Cut the uninformed crapola. I have a friend who runs Windows 95 as his primary OS; it has never crashed for him. 8 megs RAM, 486DX2/66.
--
||Jonathan E. Brickman
--> Want to have a good time driving yourself crazy, but also have the
--> best PC Net connection in the world? Try Linux :)
bric...@databank.com
Well, you may pretend not to know what he is talking about,
but like it or not, the fact is that Windoze 95 has not yet been released -
your friend must have a beta copy...
As for never crashing - shrug -
I have been running linux on 8 PCs 24 hours a day ever since around 1.1 -
I've never seen a crash - and beleive me, a multiuser UNIX machine connected
to the internet with all the daemons and services running is doing a lot more
things than somebody's home OS/2 box...
just my $.02
jjs
--
j...@wintermute.ucr.edu / You can't figure out how to
A linux machine! because a 486 / ACCELERATE your Windoze NT box?
is a terrible thing to waste! / -9.8 m/s^2 works quite well!!!
My general principle on software existence is that if I can't go to a store
and buy it, it doesn't really exist. However many people may make claims
about beta editions, *it isn't a commercial system!*
I cannot go to Office Depot and ask them for a copy of Windows 0.95. The
only people who can get it are those that have a non-arms-length
relationship with Microsoft.
Until it's *on the shelves,* it isn't for real. There have been a whole lot
of announcements from a whole lot of companies (Microsoft and IBM both
included) of products that have been created, tested, and *never shipped.*
Books on Windows 0.95 exist, but if I can't order it from a computer vendor,
it's *not for real.*
This isn't something new that I'm suddenly applying to Micro$loth; it's
something I've been applying for *years* to a wide variety of vendors. I
remember saying very similar words close to ten years ago about some "neat
upcoming products" to come from Atari (the 1450XLD, to be specific. Only a
few units ever were made, all prototypes).
I'll say it again. It's not real until I can go to the store, pick up a
box, shake it, and pull out diskettes/cables/chips/boards/whatever.

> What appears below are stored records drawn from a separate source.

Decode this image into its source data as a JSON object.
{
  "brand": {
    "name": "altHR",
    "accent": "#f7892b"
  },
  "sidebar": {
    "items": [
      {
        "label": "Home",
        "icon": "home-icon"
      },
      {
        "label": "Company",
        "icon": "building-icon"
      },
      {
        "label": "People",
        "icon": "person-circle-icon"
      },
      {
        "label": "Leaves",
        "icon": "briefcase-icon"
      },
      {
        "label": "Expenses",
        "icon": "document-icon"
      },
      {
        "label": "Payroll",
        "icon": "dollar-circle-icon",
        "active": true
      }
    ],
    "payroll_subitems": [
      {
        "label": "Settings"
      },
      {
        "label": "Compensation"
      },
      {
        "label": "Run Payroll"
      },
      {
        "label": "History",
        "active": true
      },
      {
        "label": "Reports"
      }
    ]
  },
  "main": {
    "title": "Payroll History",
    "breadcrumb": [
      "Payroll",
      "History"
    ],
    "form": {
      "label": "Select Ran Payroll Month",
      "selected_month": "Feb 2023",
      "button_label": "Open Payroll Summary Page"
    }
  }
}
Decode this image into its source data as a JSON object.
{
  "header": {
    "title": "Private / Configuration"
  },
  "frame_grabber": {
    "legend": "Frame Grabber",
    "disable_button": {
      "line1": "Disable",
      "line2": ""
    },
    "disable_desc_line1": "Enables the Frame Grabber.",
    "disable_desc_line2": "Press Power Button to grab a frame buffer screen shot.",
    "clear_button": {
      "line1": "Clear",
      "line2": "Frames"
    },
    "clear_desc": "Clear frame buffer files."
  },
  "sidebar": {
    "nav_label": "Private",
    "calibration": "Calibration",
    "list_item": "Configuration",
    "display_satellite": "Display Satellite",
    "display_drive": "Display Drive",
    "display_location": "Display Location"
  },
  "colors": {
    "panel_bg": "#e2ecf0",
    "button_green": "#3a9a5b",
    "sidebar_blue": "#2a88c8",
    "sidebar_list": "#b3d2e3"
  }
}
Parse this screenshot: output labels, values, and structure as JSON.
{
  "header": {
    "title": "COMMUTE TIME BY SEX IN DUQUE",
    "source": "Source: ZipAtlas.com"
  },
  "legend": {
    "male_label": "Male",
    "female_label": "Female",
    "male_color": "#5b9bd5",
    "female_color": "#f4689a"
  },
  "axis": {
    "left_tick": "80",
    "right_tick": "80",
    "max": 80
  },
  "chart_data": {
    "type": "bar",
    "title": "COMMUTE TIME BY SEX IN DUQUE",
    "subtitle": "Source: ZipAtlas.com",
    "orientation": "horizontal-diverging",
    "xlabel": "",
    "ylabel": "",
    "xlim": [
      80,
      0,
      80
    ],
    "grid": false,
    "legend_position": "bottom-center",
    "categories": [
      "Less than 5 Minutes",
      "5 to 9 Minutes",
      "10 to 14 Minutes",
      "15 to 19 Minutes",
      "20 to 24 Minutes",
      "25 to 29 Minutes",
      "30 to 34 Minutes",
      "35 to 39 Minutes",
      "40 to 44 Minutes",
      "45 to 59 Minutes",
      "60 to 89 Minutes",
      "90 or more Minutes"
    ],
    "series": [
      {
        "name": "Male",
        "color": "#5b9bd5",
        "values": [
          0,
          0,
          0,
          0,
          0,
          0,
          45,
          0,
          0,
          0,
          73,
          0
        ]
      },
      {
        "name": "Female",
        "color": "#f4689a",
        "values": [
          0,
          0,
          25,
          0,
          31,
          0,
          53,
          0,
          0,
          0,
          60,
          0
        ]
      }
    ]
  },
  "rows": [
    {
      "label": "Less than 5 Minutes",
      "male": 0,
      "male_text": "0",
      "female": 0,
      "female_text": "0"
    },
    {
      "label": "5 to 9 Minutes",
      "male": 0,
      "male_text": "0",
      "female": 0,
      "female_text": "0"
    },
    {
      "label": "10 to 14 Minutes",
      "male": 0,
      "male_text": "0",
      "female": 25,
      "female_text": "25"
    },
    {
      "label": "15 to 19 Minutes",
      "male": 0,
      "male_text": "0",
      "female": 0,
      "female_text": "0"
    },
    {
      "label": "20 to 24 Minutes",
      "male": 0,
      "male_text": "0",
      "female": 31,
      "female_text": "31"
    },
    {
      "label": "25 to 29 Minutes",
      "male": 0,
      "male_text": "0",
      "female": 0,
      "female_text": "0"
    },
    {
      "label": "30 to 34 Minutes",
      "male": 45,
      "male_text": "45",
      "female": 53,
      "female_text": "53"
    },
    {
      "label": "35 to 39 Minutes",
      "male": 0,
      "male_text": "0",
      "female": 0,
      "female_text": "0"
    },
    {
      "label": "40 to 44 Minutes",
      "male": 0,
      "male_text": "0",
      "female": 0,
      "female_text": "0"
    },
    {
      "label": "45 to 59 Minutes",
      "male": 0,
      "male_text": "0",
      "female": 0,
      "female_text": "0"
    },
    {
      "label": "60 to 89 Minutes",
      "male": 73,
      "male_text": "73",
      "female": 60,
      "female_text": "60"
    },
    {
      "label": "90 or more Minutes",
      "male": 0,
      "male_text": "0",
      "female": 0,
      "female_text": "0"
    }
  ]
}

And Windows 0.95 is, QED, *not real.* That's not uninformed; that's
reality. I could walk down College St. or Queen St. this evening; the
"fastest vendors" in the country who tend to have everything earliest *will
not* have copies of Windows 0.95 on the shelf. That's the true test of
existence for mass-market commercial software, which is what Windows 0.95 is
supposed to be all about. It *fails* this simple test. *Not Real.*
Computronix has OS/2 Warp on the shelf. They have Linux on the shelf. They
have PC-DOS and MS-DOS and Windows in various incarnations. *Real.* I can
plunk down dollars and buy them.
Computronix *does not* have Windows 0.95 on the shelf. *Not Real.*
--
Christopher Browne
"Microsoft isn't the answer... it is the QUESTION. ``No'' is the answer."
>As far as I'm concerned, no such thing like a "Windows 95" exists by now,
>thus it can't be real. Q.E.D.
I have always wondered : Why do people compare the 2 operating systems ?
They can't be compared !!!
1. To process email, setup an ftp server etc. I use Linux.
2. To scan documents and and do word processing and use tonnes of other
commercial software I use Windows.
As far as the free software is concerned, Linux is catching up. Also it
is not backed by a multi-billion dollar compnay but folks from all around
the world who don't get paid for working for Linux. I therefore support Linux.
My prediction : MS will bury Novell with NT and OS/2 with Win 95. There
will be a tough battle at the Linux front. Linux may win in the end. Linux
until August of next year to get ready. We need general purpose software to
work under Linux. For example, currently I can't use my flatbed scanner
under Linux.
Mubashir Cheema
che...@sparco.com
What Linux currently lacks are word processors and the *apparent* user-
friendliness provided my Windows. I really hope WINE 1.0 can be ready
soon. Then, users (including me) would be able to drop their DOS/Windows
and turn to Linux.
Well, in my posting, I didn't actually *compare* two OS's, did I? ;->
(Ok, you didn't claim I compared two OS's either)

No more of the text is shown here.